Cultura, cenerentola per gli ultimi 5 governi italiani

da Il Fatto Quotidiano di giovedì 2 dicembre 2010

il convegno alla Luiss

 

Cultura, cenerentola per gli ultimi cinque governi italiani

 

di Giancarlo Riccio

 

     D’accordo, bambini e adolescenti studiano. Anche se, in Italia, con difficoltà crescenti e secondo standard sempre meno “europei”. Ma gli adulti? La risposta arriva dall’ultima ricerca (e da un convegno di studi ospitato ieri dall’Università Luiss a Roma) dall’associazione “TreeLLLe”. Secondo una previsione dei livelli di qualificazione delle forze di lavoro al 2020, i livelli bassi sono il 37 per cento in Italia contro il 19 per cento nei Paesi Ue. Quelli medi il 45 per cento in Italia (48 per cento Ue), i livelli alti il 17 in Italia contro il 32 per cento nella Ue. L’Italia, è (e sarà) il fanalino di coda insieme con il Portogallo. Colpa (si fa per dire) solo delle generazioni più adulte? Macché. Gli ultimi dati disponibili, di tre anni fa, indicano che nella popolazione compresa tra i 25 e i 34 anni, chi si è fermato al titolo secondario inferiore è il 31 per cento in Italia, il 24 nel Regno Unito, il 17 in Francia e il 15 in Germania.

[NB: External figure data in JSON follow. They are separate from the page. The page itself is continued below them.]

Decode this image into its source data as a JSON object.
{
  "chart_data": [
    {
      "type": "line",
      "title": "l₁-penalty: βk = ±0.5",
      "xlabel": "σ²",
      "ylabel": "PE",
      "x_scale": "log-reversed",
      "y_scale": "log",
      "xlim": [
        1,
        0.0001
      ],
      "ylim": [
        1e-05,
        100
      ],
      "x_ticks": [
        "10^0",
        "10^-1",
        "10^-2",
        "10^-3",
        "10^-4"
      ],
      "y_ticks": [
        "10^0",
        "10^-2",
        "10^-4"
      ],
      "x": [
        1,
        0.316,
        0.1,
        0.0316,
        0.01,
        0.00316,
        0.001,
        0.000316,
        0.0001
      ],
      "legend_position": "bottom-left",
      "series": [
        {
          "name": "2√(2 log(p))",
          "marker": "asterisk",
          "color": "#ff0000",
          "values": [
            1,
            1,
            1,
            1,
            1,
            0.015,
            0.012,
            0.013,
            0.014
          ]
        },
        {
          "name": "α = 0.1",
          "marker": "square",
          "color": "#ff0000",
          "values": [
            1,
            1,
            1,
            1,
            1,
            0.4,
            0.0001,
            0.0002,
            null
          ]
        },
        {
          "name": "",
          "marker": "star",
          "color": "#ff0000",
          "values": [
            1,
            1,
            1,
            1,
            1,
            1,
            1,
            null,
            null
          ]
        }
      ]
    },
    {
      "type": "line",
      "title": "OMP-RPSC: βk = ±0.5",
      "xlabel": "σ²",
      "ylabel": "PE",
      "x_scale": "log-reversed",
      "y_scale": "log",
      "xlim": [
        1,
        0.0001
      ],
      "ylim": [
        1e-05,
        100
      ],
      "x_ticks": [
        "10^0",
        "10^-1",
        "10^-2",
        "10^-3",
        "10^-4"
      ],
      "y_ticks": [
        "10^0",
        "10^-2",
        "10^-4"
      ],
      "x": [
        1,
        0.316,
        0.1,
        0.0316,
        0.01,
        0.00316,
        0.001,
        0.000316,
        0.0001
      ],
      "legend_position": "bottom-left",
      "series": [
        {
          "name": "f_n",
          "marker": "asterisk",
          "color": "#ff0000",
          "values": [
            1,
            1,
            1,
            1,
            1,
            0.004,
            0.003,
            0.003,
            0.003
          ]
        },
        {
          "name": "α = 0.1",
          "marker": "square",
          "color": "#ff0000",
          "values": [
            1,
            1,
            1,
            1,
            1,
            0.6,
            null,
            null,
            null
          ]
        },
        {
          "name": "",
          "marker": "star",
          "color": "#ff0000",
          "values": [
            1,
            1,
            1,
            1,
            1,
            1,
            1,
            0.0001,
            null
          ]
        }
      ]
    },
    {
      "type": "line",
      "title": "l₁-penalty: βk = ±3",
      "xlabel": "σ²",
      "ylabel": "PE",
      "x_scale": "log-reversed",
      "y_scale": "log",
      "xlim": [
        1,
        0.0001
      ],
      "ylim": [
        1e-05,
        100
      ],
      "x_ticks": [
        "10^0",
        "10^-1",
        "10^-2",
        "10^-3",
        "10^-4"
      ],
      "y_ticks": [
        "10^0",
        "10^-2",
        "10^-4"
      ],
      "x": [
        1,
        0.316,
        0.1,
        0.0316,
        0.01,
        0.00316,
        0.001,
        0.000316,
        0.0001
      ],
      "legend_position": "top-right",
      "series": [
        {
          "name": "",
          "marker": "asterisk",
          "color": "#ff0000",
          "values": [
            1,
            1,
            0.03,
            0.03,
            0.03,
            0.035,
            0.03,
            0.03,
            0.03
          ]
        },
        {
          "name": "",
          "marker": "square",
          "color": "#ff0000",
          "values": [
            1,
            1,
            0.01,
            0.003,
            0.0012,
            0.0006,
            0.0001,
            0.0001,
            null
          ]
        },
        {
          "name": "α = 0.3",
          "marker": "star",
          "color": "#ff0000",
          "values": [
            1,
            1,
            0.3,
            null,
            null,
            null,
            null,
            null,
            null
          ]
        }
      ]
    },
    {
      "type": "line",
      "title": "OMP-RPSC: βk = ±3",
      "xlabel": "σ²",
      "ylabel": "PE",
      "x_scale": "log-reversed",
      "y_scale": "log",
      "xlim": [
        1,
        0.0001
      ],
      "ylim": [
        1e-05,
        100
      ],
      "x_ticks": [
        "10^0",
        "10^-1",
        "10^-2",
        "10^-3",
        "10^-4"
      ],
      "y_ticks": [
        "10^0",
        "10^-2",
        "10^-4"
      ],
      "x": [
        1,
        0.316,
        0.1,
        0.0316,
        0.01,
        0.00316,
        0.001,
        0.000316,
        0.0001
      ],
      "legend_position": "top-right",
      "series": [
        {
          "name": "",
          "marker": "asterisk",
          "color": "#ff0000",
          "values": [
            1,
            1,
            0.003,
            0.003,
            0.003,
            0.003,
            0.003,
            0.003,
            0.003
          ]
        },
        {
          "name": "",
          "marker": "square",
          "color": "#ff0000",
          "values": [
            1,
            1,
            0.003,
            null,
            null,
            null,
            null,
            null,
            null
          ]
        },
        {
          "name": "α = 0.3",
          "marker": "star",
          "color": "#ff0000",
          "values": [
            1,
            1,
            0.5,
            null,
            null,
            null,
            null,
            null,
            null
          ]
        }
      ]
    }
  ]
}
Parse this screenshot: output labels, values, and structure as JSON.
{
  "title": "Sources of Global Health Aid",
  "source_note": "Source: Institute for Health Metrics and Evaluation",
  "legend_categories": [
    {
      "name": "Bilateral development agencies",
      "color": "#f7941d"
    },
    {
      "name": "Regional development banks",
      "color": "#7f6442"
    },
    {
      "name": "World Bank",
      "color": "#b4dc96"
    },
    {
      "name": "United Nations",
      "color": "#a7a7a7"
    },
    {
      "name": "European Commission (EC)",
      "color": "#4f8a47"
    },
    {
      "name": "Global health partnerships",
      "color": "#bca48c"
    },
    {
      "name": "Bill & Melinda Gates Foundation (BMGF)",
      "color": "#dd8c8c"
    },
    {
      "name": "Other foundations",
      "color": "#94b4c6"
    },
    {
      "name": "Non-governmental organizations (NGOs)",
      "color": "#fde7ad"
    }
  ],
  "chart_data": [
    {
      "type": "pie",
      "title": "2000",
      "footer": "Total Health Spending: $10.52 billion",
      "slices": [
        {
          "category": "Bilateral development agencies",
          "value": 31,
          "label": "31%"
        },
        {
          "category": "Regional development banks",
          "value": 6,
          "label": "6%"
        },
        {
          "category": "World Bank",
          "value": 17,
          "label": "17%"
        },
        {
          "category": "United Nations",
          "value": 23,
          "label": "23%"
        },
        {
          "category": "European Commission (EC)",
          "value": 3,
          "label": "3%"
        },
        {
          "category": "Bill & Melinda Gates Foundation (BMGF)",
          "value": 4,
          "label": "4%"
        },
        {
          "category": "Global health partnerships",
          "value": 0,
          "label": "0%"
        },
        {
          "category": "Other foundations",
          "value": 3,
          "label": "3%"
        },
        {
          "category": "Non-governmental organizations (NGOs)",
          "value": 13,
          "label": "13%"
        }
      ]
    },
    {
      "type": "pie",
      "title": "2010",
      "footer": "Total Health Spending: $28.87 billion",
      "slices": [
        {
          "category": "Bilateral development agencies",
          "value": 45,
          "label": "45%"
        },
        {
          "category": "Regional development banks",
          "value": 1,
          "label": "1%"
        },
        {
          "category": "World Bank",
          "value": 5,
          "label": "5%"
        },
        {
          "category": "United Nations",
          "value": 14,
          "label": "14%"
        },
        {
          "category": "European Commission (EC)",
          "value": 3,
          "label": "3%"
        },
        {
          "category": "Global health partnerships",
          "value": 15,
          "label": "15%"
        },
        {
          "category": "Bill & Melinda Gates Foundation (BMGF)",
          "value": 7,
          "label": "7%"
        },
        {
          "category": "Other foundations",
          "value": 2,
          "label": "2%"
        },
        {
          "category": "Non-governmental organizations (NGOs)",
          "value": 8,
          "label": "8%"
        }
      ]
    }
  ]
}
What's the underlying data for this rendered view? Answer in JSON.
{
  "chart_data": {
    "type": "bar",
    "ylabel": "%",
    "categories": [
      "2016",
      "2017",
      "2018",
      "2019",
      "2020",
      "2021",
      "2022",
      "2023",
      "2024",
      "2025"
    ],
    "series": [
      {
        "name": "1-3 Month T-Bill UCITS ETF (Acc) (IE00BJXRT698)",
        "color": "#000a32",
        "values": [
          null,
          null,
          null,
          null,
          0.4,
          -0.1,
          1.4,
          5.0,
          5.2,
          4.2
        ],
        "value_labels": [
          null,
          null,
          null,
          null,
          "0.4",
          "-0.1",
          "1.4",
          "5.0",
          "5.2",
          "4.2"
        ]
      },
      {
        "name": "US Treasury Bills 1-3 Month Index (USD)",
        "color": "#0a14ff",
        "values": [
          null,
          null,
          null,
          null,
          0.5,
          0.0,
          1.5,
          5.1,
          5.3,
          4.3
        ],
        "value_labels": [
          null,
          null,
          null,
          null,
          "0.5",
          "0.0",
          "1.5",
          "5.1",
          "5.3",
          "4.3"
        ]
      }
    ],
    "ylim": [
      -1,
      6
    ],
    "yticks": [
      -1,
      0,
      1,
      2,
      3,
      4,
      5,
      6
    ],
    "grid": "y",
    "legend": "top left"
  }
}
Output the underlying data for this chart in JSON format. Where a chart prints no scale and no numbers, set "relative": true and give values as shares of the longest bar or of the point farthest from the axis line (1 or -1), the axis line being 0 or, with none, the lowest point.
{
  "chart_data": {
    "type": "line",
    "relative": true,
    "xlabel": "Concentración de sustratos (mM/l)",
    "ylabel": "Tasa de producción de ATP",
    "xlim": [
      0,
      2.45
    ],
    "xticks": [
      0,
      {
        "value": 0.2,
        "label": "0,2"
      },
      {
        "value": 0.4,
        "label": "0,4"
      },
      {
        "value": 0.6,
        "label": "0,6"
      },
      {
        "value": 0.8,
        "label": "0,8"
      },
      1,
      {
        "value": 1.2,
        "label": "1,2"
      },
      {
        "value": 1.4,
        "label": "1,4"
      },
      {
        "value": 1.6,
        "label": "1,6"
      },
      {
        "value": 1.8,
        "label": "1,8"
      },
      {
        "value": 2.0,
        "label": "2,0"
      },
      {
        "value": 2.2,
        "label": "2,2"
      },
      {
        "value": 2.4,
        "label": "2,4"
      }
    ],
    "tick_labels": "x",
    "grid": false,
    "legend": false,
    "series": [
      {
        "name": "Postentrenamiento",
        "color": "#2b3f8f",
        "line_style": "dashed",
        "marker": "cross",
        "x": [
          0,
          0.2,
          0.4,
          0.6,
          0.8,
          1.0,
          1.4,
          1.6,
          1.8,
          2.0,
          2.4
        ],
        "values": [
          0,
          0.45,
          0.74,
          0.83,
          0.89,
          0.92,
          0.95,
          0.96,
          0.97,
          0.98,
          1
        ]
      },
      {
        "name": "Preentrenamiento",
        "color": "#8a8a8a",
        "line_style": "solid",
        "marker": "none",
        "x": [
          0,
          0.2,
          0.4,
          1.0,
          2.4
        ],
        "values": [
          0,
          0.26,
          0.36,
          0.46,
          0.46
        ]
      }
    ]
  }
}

Insomma, un colpevole disastro di cui sono responsabili gli ultimi cinque governi nazionali (anche di centrosinistra, dunque) e una diffusa convinzione che sottovaluta lo sviluppo culturale generale. Che fare? Il presidente di “TreeLLLe” Attilio Oliva propone che lo Stato e le Regioni finanzino due piani straordinari: uno dedicato ai giovani (20-34 anni) a bassa scolarità e scarsa qualificazione per portarli ad acquisire un adeguato livello di competenze di base; il secondo dedicato ai cittadini stranieri regolarmente residenti in Italia “per l’acquisizione della lingua italiana e per un elementare conoscenza del nostro sistema istituzionale e sociale”. Uno scenario che si raccorda ai rovinosi tagli alla cultura del governo Berlusconi. E pensare che proprio dalla “TreeLLLe” richiamano, ad esempio, l’esperienza dell’Università popolare di Roma e, sempre nella Capitale, il successo di gradimento (dei cittadini chiamati a giudicare i servizi pubblici del Comune) per i primi due in classifica: Il Palaexpo (gradimento dell’84.6 per cento) e dell’Auditorium (82.8). Ovvero – e come pensare il contrario? – i servizi culturali sono vitali per una grande città.